The reason for Turkey’s newfound confidence is the precarious position of its allies. First there is the U.S. - highly dependent on Turkey for its strategic position in the fight against IS and hopeful that it can influence Turkey to set a better example for the region. More importantly there is Europe - highly reliant on Turkey to alleviate the pressures of the Syrian refugee crisis both economically and politically. Indeed, the EU’s capitulation to Turkey’s demands to double the amount asked in the recent ‘one in one out’ refugee deal brokered earlier this year is a testament to the sense of desperation within Europe.

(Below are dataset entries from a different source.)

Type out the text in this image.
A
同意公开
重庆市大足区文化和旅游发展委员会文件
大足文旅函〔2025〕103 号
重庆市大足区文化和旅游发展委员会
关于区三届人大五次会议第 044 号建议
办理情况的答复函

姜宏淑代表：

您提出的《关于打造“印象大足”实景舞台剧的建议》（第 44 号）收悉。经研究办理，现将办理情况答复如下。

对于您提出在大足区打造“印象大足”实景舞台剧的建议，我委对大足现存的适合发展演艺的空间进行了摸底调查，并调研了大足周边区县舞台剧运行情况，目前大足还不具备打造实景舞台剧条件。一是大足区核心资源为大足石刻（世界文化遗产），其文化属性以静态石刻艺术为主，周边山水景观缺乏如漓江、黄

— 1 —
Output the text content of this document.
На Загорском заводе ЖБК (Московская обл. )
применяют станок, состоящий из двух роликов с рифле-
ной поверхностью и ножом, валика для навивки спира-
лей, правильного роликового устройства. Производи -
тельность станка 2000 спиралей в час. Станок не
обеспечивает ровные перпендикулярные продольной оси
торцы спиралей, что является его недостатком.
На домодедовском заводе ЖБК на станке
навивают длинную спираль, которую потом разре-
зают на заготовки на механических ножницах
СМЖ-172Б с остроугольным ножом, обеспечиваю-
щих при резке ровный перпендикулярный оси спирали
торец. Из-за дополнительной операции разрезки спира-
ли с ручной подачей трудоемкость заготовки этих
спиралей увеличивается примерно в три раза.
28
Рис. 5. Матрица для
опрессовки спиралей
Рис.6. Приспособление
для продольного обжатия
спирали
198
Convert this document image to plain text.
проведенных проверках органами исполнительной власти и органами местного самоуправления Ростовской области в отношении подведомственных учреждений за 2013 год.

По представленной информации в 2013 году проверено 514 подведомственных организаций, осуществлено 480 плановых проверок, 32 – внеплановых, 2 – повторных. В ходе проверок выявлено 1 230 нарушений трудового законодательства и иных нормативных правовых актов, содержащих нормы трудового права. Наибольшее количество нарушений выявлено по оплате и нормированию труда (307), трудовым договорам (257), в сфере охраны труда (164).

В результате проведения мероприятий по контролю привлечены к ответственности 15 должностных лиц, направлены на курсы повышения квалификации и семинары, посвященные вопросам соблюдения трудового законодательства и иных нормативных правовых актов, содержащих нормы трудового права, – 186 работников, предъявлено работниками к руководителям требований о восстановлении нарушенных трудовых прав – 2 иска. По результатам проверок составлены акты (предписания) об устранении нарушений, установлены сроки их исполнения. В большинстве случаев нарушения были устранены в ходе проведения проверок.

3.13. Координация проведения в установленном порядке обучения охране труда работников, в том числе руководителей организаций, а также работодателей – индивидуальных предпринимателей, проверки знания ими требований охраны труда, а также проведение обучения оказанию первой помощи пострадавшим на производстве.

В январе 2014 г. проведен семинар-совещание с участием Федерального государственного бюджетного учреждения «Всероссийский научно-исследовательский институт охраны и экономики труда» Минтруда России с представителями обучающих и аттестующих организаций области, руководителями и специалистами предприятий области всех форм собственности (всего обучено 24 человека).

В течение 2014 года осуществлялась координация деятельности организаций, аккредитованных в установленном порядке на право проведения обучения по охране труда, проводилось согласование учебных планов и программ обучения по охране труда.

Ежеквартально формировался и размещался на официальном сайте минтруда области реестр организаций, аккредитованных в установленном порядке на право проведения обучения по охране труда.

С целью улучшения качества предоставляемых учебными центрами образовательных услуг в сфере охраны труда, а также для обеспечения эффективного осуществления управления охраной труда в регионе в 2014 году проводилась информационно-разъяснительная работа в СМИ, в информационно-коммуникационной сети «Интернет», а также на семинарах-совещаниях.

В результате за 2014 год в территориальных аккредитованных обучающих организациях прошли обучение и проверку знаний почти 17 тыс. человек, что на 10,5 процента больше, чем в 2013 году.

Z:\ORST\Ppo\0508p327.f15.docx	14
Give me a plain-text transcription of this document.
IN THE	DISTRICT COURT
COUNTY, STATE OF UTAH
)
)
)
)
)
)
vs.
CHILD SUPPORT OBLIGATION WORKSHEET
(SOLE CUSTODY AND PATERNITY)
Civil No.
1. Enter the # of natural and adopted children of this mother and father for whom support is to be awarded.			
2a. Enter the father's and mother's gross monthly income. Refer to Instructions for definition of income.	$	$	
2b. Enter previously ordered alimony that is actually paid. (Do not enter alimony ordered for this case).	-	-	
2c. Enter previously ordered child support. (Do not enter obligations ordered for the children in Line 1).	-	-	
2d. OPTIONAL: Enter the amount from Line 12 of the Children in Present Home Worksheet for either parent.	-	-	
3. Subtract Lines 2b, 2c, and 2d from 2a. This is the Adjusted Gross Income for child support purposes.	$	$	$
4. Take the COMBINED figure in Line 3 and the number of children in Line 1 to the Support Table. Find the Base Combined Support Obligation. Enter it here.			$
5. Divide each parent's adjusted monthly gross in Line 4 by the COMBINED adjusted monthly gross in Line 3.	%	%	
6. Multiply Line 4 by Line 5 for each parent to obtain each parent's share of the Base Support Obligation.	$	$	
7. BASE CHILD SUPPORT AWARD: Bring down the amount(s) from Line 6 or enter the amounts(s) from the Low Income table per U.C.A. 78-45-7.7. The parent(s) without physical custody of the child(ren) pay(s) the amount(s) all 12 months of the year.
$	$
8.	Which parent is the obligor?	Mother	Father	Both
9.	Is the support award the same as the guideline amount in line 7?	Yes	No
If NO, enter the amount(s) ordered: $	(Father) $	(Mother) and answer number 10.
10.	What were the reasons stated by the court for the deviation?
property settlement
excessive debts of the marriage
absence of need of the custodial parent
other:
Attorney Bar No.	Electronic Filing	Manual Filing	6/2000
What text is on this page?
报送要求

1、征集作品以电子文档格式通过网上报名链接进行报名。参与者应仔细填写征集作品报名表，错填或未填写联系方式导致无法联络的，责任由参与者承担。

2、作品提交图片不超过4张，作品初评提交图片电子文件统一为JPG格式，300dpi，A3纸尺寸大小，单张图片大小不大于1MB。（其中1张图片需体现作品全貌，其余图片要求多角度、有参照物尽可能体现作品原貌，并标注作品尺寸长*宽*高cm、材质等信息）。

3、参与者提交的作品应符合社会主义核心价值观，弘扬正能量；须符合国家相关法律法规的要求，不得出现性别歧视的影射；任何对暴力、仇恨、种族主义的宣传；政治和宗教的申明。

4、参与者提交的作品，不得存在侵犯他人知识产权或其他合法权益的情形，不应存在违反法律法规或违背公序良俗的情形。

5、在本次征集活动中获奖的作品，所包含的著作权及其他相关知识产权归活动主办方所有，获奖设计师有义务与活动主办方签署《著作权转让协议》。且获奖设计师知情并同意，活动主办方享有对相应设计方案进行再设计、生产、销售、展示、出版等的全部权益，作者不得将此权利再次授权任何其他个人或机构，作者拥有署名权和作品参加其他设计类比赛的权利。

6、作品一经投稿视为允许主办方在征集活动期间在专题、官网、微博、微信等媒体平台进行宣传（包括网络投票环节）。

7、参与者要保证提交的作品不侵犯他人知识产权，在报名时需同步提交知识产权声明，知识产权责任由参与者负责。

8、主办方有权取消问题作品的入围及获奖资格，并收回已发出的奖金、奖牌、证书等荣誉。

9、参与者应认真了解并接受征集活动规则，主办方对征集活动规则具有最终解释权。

The West’s hands are tied when it comes to Turkey. The EU is both unwilling and unable to pressure Turkey out of fear that it will act on its threats to abandon the refugee deal should conditions not be met. The U.S., having determined the threat in Syria to be the greater evil, has also acquiesced, ramping up its commitments to Turkey in an effort to contain IS without questioning its actions. But by permitting this rise of authoritarianism in Turkey, and by allowing for its increasingly aggressive strategic posturing in the region, the West may have created its next major regional challenge.

As a result of the West’s negligent and shortsighted vision of Turkey as a bastion of democratic stability in the region, the political order within Turkey has been supplanted by the type of ascendent illiberal regime that has plagued the region for decades. An unpredictable and unreliable Turkey seeking to exert its influence and stake its sectarian claims undermines the interests of the West at a time of great political vulnerability.

Alexander Galitsky is an intern at the Australian Institute of International Affairs (NSW) and Assistant to the Permanent Representative of Nagorno-Karabakh in Australia.